Мать моего собеседника – врач Наталья Маркова – родилась в Белграде в русской эмигрантской семье. Ее отец – русский военный летчик времен Первой мировой, соратник генерала Врангеля.
Марк родился в 1950-м, и когда ему было полтора года, отец, получивший тогда американское гражданство, переделал фамилию на короткий американский манер – Помар. Марк окончил Колумбийский университет, преподавал русский язык и литературу в штате Вермонт, затем поступил на Радио Свобода заместителем директора Русской службы. На дворе стоял 1982–83 год, после чего перешел на "Голос Америки" и возглавил весь Русский отдел. В 1987-м Марк Помар стал начальником BIB – Агентства по международному вещанию.
А сейчас пишет книгу о "Свободе" и о "Голосе Америки". Я надеюсь, когда книга выйдет, мы поговорим о ней отдельно.
А сегодня – первое знакомство.
Марк расскажет о двух своих путешествиях в Советский Союз брежневских времен и о том, как можно быть друзьями при всех политических различиях двух держав.
Какие были у вас представления о Советском Союзе, о России до самой поездки?
Марк Помар: Нужно начать с того, что я про Россию и даже про Советский Союз знаю с самого раннего детства. Я вырос в семье первой эмиграции, и хотя мои родители уже родились за границей, в Европе, и никогда никто не был в Советском Союзе, про Советский Союз, про Россию говорили чуть ли не каждый день – за обедом, за столом, за ужином, все время кто-то о чем-то говорил. Мои впечатления были детские, конечно. Все казалось мне ужасно страшным, какие-то ГУЛаги, сталинский режим – это все у меня в голове крутилось с самого раннего детства. И потом, со временем, конечно, интерес возник к стране, к народу, к истории, потому что я всю жизнь об этом слышал и знал.
И даже в американской школе, где я учился (я никогда в русской школе не учился), я выбирал темы, которые были как-то связны c Россией. Я помню, мне было лет двенадцать или тринадцать, я первую серьезную работу написал о декабристах. Мне мама помогла немножко, материал мы пособирали, и у меня получилась целая статья о декабристах. Так что интерес к России всегда был, но у меня в семье считалось, что Советский Союз это одна вещь, а Россия это что-то другое, и никогда они не путались. Это был советский режим, советская культура, а вот русская это что-то особенное, отдельное – или до революции, или в эмиграции.

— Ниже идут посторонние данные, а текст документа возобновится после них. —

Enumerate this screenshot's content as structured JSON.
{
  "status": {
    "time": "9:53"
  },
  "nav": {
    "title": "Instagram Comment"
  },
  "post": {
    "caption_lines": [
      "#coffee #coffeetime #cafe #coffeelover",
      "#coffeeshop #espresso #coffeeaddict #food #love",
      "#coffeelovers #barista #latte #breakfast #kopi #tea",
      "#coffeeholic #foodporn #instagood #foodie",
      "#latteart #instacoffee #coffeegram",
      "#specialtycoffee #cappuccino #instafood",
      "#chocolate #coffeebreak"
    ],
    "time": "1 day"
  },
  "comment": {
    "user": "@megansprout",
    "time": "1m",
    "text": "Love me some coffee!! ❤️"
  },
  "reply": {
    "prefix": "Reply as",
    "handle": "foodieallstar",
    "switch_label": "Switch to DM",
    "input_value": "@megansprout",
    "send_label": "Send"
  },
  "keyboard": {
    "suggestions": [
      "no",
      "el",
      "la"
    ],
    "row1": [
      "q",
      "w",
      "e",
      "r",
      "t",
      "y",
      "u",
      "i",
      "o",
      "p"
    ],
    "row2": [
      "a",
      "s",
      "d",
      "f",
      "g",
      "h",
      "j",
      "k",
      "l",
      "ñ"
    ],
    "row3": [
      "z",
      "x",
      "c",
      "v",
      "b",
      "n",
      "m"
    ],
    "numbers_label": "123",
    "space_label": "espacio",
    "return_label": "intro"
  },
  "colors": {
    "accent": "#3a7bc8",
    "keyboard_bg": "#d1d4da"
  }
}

Я приехал в Советский Союз в первый раз в 1973 году, но уже свободно мог общаться по-русски, знал хорошо русскую культуру, литературу, мне читали всю классику бабушки и дедушки с раннего возраста, так что я в этом смысле не типичный американец.
Иван Толстой: И все-таки встреча с реальной Россией, с реальным Советским Союзом это нечто другое, дистанция огромного размера. Какие ваши самые первые впечатления, так сказать, воздух, звук, атмосфера?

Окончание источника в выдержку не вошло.